Copyleft is not required, free software is a gift freely given. Even public domain is ok (weird places like Germany that don’t have public domain notwithstanding).
What must be rejected is nonfree licenses like the BSL.
BSL is preferrable to completely closed because at least researchers can look at it now and it will eventually transition to open source. If Windows XP was BSL licensed then Wine would have a lot less trouble now.
Citation is sorely needed for both "transition" and "BSL XP be good for wine" claims above.
Specifically, supposed inevitability of BSL->OSI transition is dubious. If anything, there are examples of the opposite - terraform itself being prime one.
> The Business Source License requires the work to be relicensed to a "Change License" at the "Change Date". The "Change License" must be a "license which is compatible with GPL version 2.0 or later". The Change Date must be four years or sooner from the publication date of the work being licensed
So the business source license is less "non-OSI" and more "not currently non-OSI, but eventually and irrevocable at future date".
In the case of Terraform it says [2]:
>Change Date: Four years from the date the Licensed Work is published.
>Change License: MPL 2.0
So is this ideal? No. But it's better than OpenVMS screwing over historians and hobbyists [3] decades after it's relevancy has expired.[6]
It's also better than SSPL [4] which has no such transition and stays permanently non-OSI [5].
> "BSL XP be good for wine" claims above.
Well Wine uses the LGPL, and Windows XP was released in 2001 so even if they set the expiry 20 years after release, it'd be GPL'd by now.
I disagree. I don’t face any copyright issues from writing code that resembles something in Windows. I never had access to its source code, so any similarities have to be purely coincidental.
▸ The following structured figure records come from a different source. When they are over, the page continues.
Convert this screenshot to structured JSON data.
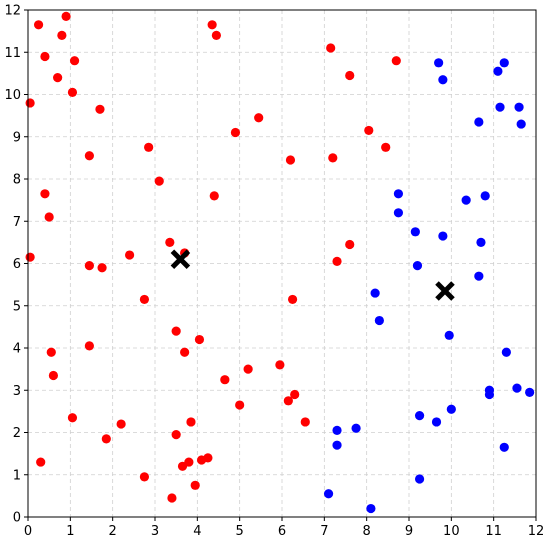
{
  "chart_data": {
    "type": "scatter",
    "title": "",
    "xlabel": "",
    "ylabel": "",
    "xlim": [
      0,
      12
    ],
    "ylim": [
      0,
      12
    ],
    "xticks": [
      0,
      1,
      2,
      3,
      4,
      5,
      6,
      7,
      8,
      9,
      10,
      11,
      12
    ],
    "yticks": [
      0,
      1,
      2,
      3,
      4,
      5,
      6,
      7,
      8,
      9,
      10,
      11,
      12
    ],
    "grid": true,
    "series": [
      {
        "marker": "circle",
        "color": "#ff0000",
        "points": [
          [
            0.25,
            11.65
          ],
          [
            0.9,
            11.85
          ],
          [
            0.4,
            10.9
          ],
          [
            0.8,
            11.4
          ],
          [
            1.1,
            10.8
          ],
          [
            0.7,
            10.4
          ],
          [
            1.05,
            10.05
          ],
          [
            0.05,
            9.8
          ],
          [
            1.7,
            9.65
          ],
          [
            1.45,
            8.55
          ],
          [
            2.85,
            8.75
          ],
          [
            0.4,
            7.65
          ],
          [
            0.5,
            7.1
          ],
          [
            3.1,
            7.95
          ],
          [
            0.05,
            6.15
          ],
          [
            1.45,
            5.95
          ],
          [
            1.75,
            5.9
          ],
          [
            2.4,
            6.2
          ],
          [
            3.35,
            6.5
          ],
          [
            3.7,
            6.25
          ],
          [
            2.75,
            5.15
          ],
          [
            3.5,
            4.4
          ],
          [
            0.55,
            3.9
          ],
          [
            1.45,
            4.05
          ],
          [
            0.6,
            3.35
          ],
          [
            3.7,
            3.9
          ],
          [
            4.05,
            4.2
          ],
          [
            4.65,
            3.25
          ],
          [
            5.2,
            3.5
          ],
          [
            5.0,
            2.65
          ],
          [
            1.05,
            2.35
          ],
          [
            2.2,
            2.2
          ],
          [
            1.85,
            1.85
          ],
          [
            3.5,
            1.95
          ],
          [
            3.85,
            2.25
          ],
          [
            0.3,
            1.3
          ],
          [
            2.75,
            0.95
          ],
          [
            3.65,
            1.2
          ],
          [
            3.8,
            1.3
          ],
          [
            4.1,
            1.35
          ],
          [
            4.25,
            1.4
          ],
          [
            3.4,
            0.45
          ],
          [
            3.95,
            0.75
          ],
          [
            4.35,
            11.65
          ],
          [
            4.45,
            11.4
          ],
          [
            4.9,
            9.1
          ],
          [
            5.45,
            9.45
          ],
          [
            4.4,
            7.6
          ],
          [
            6.2,
            8.45
          ],
          [
            7.15,
            11.1
          ],
          [
            7.6,
            10.45
          ],
          [
            8.7,
            10.8
          ],
          [
            8.05,
            9.15
          ],
          [
            8.45,
            8.75
          ],
          [
            7.2,
            8.5
          ],
          [
            7.6,
            6.45
          ],
          [
            7.3,
            6.05
          ],
          [
            6.25,
            5.15
          ],
          [
            5.95,
            3.6
          ],
          [
            6.3,
            2.9
          ],
          [
            6.15,
            2.75
          ],
          [
            6.55,
            2.25
          ]
        ]
      },
      {
        "marker": "circle",
        "color": "#0000ff",
        "points": [
          [
            9.7,
            10.75
          ],
          [
            9.8,
            10.35
          ],
          [
            11.25,
            10.75
          ],
          [
            11.1,
            10.55
          ],
          [
            11.15,
            9.7
          ],
          [
            11.6,
            9.7
          ],
          [
            10.65,
            9.35
          ],
          [
            11.65,
            9.3
          ],
          [
            8.75,
            7.65
          ],
          [
            8.75,
            7.2
          ],
          [
            10.35,
            7.5
          ],
          [
            10.8,
            7.6
          ],
          [
            9.15,
            6.75
          ],
          [
            9.8,
            6.65
          ],
          [
            10.7,
            6.5
          ],
          [
            9.2,
            5.95
          ],
          [
            10.65,
            5.7
          ],
          [
            8.2,
            5.3
          ],
          [
            8.3,
            4.65
          ],
          [
            9.95,
            4.3
          ],
          [
            11.3,
            3.9
          ],
          [
            10.9,
            3.0
          ],
          [
            10.9,
            2.9
          ],
          [
            11.55,
            3.05
          ],
          [
            11.85,
            2.95
          ],
          [
            9.25,
            2.4
          ],
          [
            9.65,
            2.25
          ],
          [
            10.0,
            2.55
          ],
          [
            7.3,
            2.05
          ],
          [
            7.75,
            2.1
          ],
          [
            7.3,
            1.7
          ],
          [
            11.25,
            1.65
          ],
          [
            7.1,
            0.55
          ],
          [
            9.25,
            0.9
          ],
          [
            8.1,
            0.2
          ]
        ]
      },
      {
        "marker": "x",
        "color": "#000000",
        "points": [
          [
            3.6,
            6.1
          ],
          [
            9.85,
            5.35
          ]
        ]
      }
    ]
  }
}
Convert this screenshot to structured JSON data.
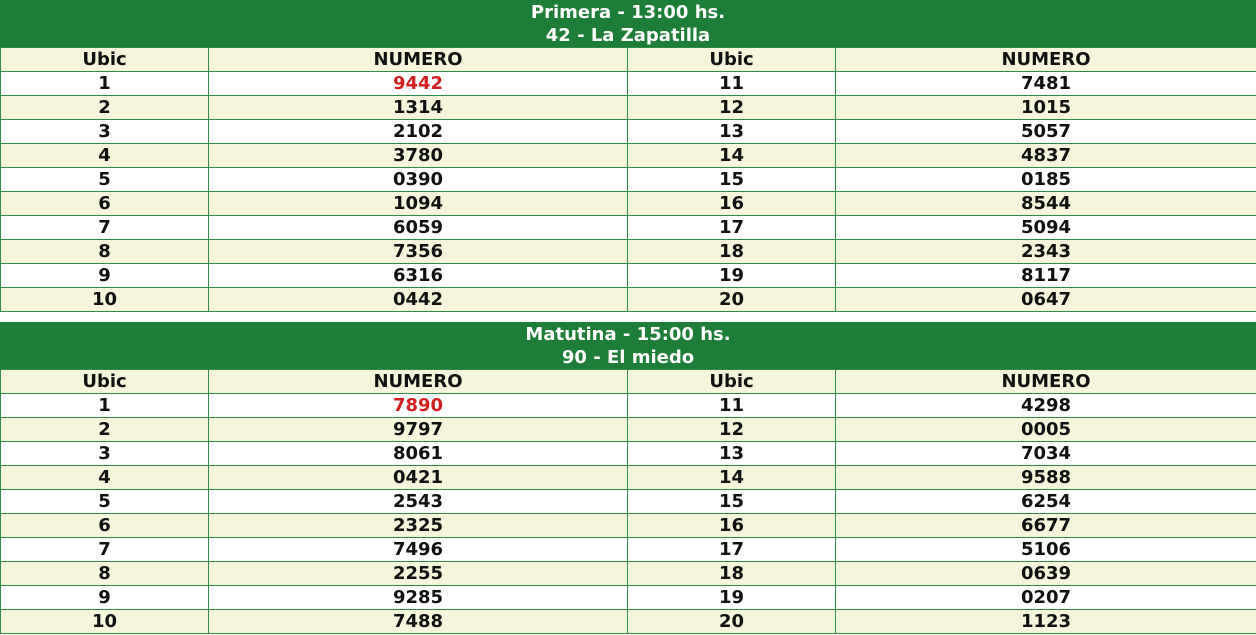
{
  "colors": {
    "header_bg": "#1e7d37",
    "row_alt_bg": "#f5f5dc",
    "first_prize": "#d11e1e"
  },
  "draws": [
    {
      "title": "Primera - 13:00 hs.",
      "subtitle": "42 - La Zapatilla",
      "col_ubic": "Ubic",
      "col_numero": "NUMERO",
      "rows": [
        {
          "u1": "1",
          "n1": "9442",
          "u2": "11",
          "n2": "7481"
        },
        {
          "u1": "2",
          "n1": "1314",
          "u2": "12",
          "n2": "1015"
        },
        {
          "u1": "3",
          "n1": "2102",
          "u2": "13",
          "n2": "5057"
        },
        {
          "u1": "4",
          "n1": "3780",
          "u2": "14",
          "n2": "4837"
        },
        {
          "u1": "5",
          "n1": "0390",
          "u2": "15",
          "n2": "0185"
        },
        {
          "u1": "6",
          "n1": "1094",
          "u2": "16",
          "n2": "8544"
        },
        {
          "u1": "7",
          "n1": "6059",
          "u2": "17",
          "n2": "5094"
        },
        {
          "u1": "8",
          "n1": "7356",
          "u2": "18",
          "n2": "2343"
        },
        {
          "u1": "9",
          "n1": "6316",
          "u2": "19",
          "n2": "8117"
        },
        {
          "u1": "10",
          "n1": "0442",
          "u2": "20",
          "n2": "0647"
        }
      ]
    },
    {
      "title": "Matutina - 15:00 hs.",
      "subtitle": "90 - El miedo",
      "col_ubic": "Ubic",
      "col_numero": "NUMERO",
      "rows": [
        {
          "u1": "1",
          "n1": "7890",
          "u2": "11",
          "n2": "4298"
        },
        {
          "u1": "2",
          "n1": "9797",
          "u2": "12",
          "n2": "0005"
        },
        {
          "u1": "3",
          "n1": "8061",
          "u2": "13",
          "n2": "7034"
        },
        {
          "u1": "4",
          "n1": "0421",
          "u2": "14",
          "n2": "9588"
        },
        {
          "u1": "5",
          "n1": "2543",
          "u2": "15",
          "n2": "6254"
        },
        {
          "u1": "6",
          "n1": "2325",
          "u2": "16",
          "n2": "6677"
        },
        {
          "u1": "7",
          "n1": "7496",
          "u2": "17",
          "n2": "5106"
        },
        {
          "u1": "8",
          "n1": "2255",
          "u2": "18",
          "n2": "0639"
        },
        {
          "u1": "9",
          "n1": "9285",
          "u2": "19",
          "n2": "0207"
        },
        {
          "u1": "10",
          "n1": "7488",
          "u2": "20",
          "n2": "1123"
        }
      ]
    }
  ]
}
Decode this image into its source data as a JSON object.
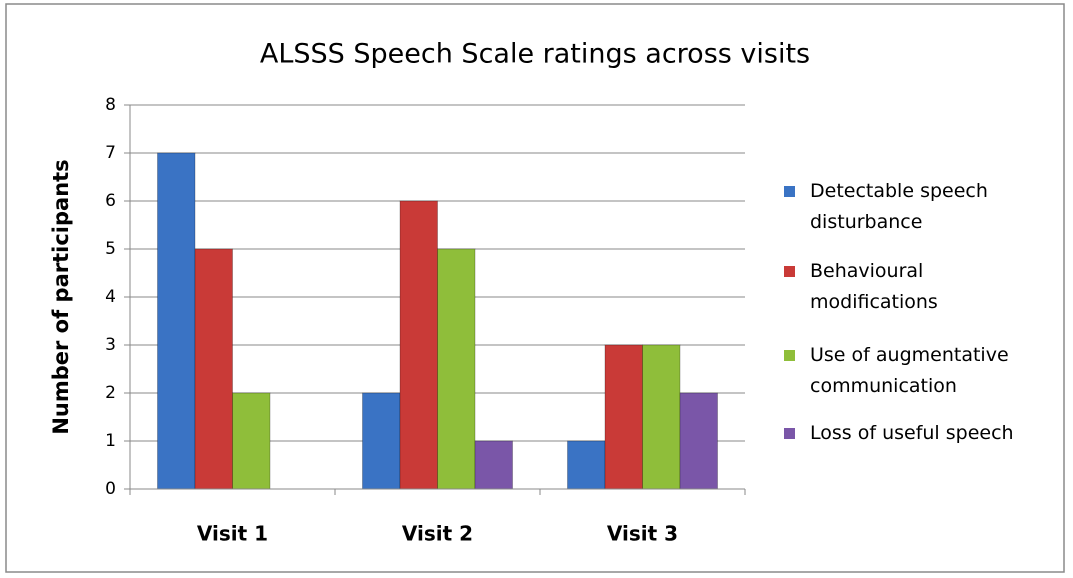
{
  "chart_data": {
    "type": "bar",
    "title": "ALSSS Speech Scale ratings across visits",
    "y_label": "Number of participants",
    "categories": [
      "Visit 1",
      "Visit 2",
      "Visit 3"
    ],
    "series": [
      {
        "name": "Detectable speech disturbance",
        "color": "#3a73c4",
        "values": [
          7,
          2,
          1
        ]
      },
      {
        "name": "Behavioural modifications",
        "color": "#c93a37",
        "values": [
          5,
          6,
          3
        ]
      },
      {
        "name": "Use of augmentative communication",
        "color": "#8fbe3a",
        "values": [
          2,
          5,
          3
        ]
      },
      {
        "name": "Loss of useful speech",
        "color": "#7a56a8",
        "values": [
          0,
          1,
          2
        ]
      }
    ],
    "ylim": [
      0,
      8
    ],
    "yticks": [
      0,
      1,
      2,
      3,
      4,
      5,
      6,
      7,
      8
    ],
    "grid": true,
    "legend": "right"
  }
}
A BSL project could say, hey, look at this guy stealing our code!, even if I’ve never seen it. I could have, and that opens a plausible risk I wish I didn’t have.
> I don’t face any copyright issues from writing code that resembles something in Windows. I never had access to its source code, so any similarities have to be purely coincidental.
> A BSL project could say, hey, look at this guy stealing our code!, even if I’ve never seen it. I could have, and that opens a plausible risk I wish I didn’t have.
By that argument, you could have looked at Windows code too, since Windows source code has leaked multiple times, and 5 minutes of searching will find it.
All of which is well understood by anyone who release permissively licensed software?
If they didn’t accept that, they could have used a non-commercial license. If they expected contributions they could have sold a paid product.
I’d suggest not using others hard work as the basis for your argument. If it was your work and you regret it, say that. If you don’t like oracle, say that. Otherwise, people who contribute to FOSS software do so knowingly, yet you are trying to inject your own opinions of “public” vs whomever, as though you know better than those contributors own feelings and intentions.
> Because companies (like Oracle) will take as much as they can and give as little as they can.
Which in the case of free software is a completely neutral fact that causes exactly zero negative impact to the project. You're trying to apply principles of scarcity to a product category that has no scarcity—replicating the bits to serve Oracle doesn't cost a maintainer anything at all.
They can prefer not to let Oracle use their otherwise-freely-provided software, but that's not a position that's as easy to get sympathy for as pretending there's harm done.
> Yes it is. Because companies (like Oracle) will take as much as they can and give as little as they can.
Yes, they will. So? Nobody is actually harmed by this. The software is still perfectly available for the public to make use of.
> It's a gift to the public, not to individuals and companies (like Oracle).
The public is not some separate entity from individuals or companies. It's simply the collective of all individuals and companies. So yes, when you gift something to the public it's a gift to Oracle as well. It's not exclusively to them, but they are a part.